Hi Mark, in the same position. I discovered Community First Credit Union has a National Seniors Credit Card and was successful. Still lots of hoops to go through but they're on our side. I was told they'd had quite a few "refugees" from M.E. bank to whom I've written a complaint at how badly they've handled this situation considering many long term M E. Credit Card users would now be retirees.

Jill Smith
July 21, 2025 4.53pm

Same, Mark. I had a credit card with a $35,000 limit with a bank where I could collect Emirates points. When they discontinued their relationship with Emirates, I decided there was no point in my continuing with their credit card. It didn't matter what liquid assets I had, along with an immaculate credit record, I was knocked back by several banks because I was not a salary earner. Eventually one of the banks advised me to get an Amex card as "maybe they weren't so stringent".

BEVAN CALLAGHAN
July 19, 2025 10.35am

Good article which demonstrates the archaic thinking behind the guidance rules for employees of our financial institutions. Marital relationships are a team effort. Both partners contribute and need to be treated as equal partners. As for risk, there is no additional risk with Jennette as should Alex pass away, she can draw a reversion pension from his part of their super. In short, there will just as much income after his death as before. Our financial institutions need to move forward from the Victorian era.

Mark Bones
July 19, 2025 8.35pm

Definitely sending this to my parents and everyone I know BEFORE they retire!

Graham Dyer
July 20, 2025 10.20am

We are still waiting on approval for a new credit card - one with no fees as our existing credit card has high fees and our 4 decade loyalty is not relevant with our current financial institution - ridiculous and our age group 'the boomers' are supposed to have all the assets/wealth according to the frequent comments from the generational commentators.

Michael Holroyd
July 21, 2025 1.53pm

I recently applied for a credit card with a well known bank I had an account with in the past. I was desperate for the frequent flyer points. I have been retired for 15 years with no debts, a government defined benefit super fund, another super pension capped due to the old 1.6 million limit and a healthy investment portfolio generating more taxable income than I ever earned in my working life.

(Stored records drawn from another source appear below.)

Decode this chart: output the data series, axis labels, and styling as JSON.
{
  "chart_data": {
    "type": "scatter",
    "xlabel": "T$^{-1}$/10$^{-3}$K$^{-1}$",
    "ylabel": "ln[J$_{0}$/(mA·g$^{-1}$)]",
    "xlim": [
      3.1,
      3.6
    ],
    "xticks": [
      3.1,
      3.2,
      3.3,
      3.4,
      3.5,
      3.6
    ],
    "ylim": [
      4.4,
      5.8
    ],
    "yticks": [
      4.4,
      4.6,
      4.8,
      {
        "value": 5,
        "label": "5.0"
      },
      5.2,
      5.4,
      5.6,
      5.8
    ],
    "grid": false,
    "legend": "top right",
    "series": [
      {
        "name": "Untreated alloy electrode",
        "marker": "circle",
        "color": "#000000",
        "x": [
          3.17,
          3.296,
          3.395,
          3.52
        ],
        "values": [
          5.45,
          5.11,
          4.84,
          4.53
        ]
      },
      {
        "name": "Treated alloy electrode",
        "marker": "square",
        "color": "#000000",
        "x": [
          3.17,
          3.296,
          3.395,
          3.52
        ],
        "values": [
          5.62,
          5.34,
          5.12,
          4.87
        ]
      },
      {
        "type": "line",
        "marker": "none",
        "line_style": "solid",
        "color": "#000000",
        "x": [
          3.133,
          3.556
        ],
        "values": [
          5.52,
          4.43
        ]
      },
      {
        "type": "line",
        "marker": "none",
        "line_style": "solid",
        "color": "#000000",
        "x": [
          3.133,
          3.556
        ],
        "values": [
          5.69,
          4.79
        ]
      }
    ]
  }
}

According to the criteria I needed to have a minimum of $35,000 income for the card which I had many times over.

I had a number of discussions with the local bank and suggested that I was being discriminated against despite having adequate financial backing.

Eventually it was approved but retirees are being very badly treated by banks as their incomes are much more secure than many of these high fliers getting made bankrupt for tremendous debts.

Victor Green
August 11, 2025 5.22pm

There is a very simple answer to this nonsense around credit cards for retirees, do what has been mandated in other countries - bring in 'secured' credit cards here. The applicant puts a security deposit, usually $10000 to $20000 with the bank the application is with. That deposit is kept by the lender for a period of 12 to 24 months as security for any defaults. After that period of time, if the credit card has been used correctly, the security deposit is released & the credit card becomes a normal unsecured card. ANZ do this for customers in Singapore & other countries but cannot do it here because of our backward thinking governments, who cannot see beyond the payslip.

We are self funded retirees with a credit score of 1084 - absolutely meaningless to the banks who's thinking is "duh! You don't have any payslips".

My wife, secondary cardholder, should also be allowed to take over the account after my departure from this life.